Bild: „Wir haben ein spezielles Toolkit für Vereine erstellt“, sagt Aktivi…
taz: Herr Pankowski, immer wieder kommt es zu rassistischen Exzessen im
polnischen Fußball. Wann gab es zuletzt fremdenfeindliche Vorfälle?
Rafal Pankowski: Der letzte Fall stammt vom vergangenen Wochenende, als die
Fans eines polnischen Klubs antisemitische Gesänge angestimmt haben. Es ist
bitter, dass so etwas fast jede Woche in Polen und der Ukraine passiert. In
der ersten Liga werden rassistische Symbole aber seltener als noch vor fünf
Jahren präsentiert. Außerdem ist es nun sehr viel wahrscheinlicher, dass
von offizieller Seite und der Presse reagiert wird. Das ist auch ein Erfolg
der Arbeit von Fare und Never Again. Für die unteren Ligen, da, wo es
schwieriger zu kontrollieren ist, haben wir etwas mehr Hinweise auf
rassistische Vorfälle. Die Situation hat sich zwar insgesamt verbessert,
aber in unseren Augen nicht schnell genug, um zu sagen, zur EM ist nicht
mit rassistischen Vorfällen zu rechnen.
Was unternimmt der Polnische Verband gegen Rassismus in den unteren Ligen?
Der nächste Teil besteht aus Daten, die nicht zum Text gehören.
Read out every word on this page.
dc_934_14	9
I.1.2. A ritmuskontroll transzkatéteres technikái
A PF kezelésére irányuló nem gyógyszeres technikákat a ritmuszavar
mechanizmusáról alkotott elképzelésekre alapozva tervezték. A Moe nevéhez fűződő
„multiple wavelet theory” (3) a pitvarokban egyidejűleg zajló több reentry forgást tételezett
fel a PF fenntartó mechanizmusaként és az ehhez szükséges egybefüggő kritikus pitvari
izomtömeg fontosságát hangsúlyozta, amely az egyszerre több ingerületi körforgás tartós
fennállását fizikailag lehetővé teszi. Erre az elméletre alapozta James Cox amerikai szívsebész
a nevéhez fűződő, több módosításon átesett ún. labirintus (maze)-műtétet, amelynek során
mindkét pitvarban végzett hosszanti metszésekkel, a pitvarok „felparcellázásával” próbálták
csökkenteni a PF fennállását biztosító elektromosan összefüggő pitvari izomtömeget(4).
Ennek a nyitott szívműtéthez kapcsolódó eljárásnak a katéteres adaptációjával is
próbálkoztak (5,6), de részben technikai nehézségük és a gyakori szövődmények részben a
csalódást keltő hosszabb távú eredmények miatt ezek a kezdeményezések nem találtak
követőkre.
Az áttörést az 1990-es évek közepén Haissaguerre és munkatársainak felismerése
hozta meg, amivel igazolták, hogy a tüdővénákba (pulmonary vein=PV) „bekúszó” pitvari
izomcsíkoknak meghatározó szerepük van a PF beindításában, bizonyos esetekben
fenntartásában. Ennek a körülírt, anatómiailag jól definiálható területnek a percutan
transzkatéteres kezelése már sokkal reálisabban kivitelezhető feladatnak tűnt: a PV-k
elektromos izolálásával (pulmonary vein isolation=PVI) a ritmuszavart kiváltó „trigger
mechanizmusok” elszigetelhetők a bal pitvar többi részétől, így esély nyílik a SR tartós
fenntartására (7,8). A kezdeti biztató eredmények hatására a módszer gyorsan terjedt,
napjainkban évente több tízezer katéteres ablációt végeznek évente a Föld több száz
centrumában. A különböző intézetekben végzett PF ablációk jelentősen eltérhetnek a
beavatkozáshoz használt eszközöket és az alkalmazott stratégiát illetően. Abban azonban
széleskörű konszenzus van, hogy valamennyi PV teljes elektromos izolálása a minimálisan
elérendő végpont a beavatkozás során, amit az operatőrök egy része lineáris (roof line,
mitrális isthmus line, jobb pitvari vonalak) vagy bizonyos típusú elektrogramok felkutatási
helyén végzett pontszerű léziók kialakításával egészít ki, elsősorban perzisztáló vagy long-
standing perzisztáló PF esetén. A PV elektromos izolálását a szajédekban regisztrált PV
Wir haben ein spezielles Toolkit für Vereine erstellt. Das soll helfen,
Rassismus im Stadion zu erkennen und darauf zu reagieren. Das findet von
der ersten bis zur untersten Liga Anwendung. Wir wünschen uns aber schon
eine aktivere Einstellung aufseiten der Verbände und Vereine. Es ist
wichtig zu reagieren und rassistische Handlungen zu bestrafen.
Wenn Sie rassistische Vorfälle beobachten und darüber berichten, greift
dann der Verband unverzüglich durch?
Es ergibt sich da kein einheitliches Bild. Es gibt Beispiele für
Bestrafungen durch den Verband. In der Regel werden Geldstrafen für
rassistisches Verhalten in Stadien ausgesprochen. Oft handelt es sich da um
antisemitisches Verhalten. Es gibt aber auch andere Fälle, in denen keine
Strafen ausgesprochen werden, und es ist natürlich Teil unseres
Engagements, die Aufmerksamkeit auf diese Fälle zu lenken.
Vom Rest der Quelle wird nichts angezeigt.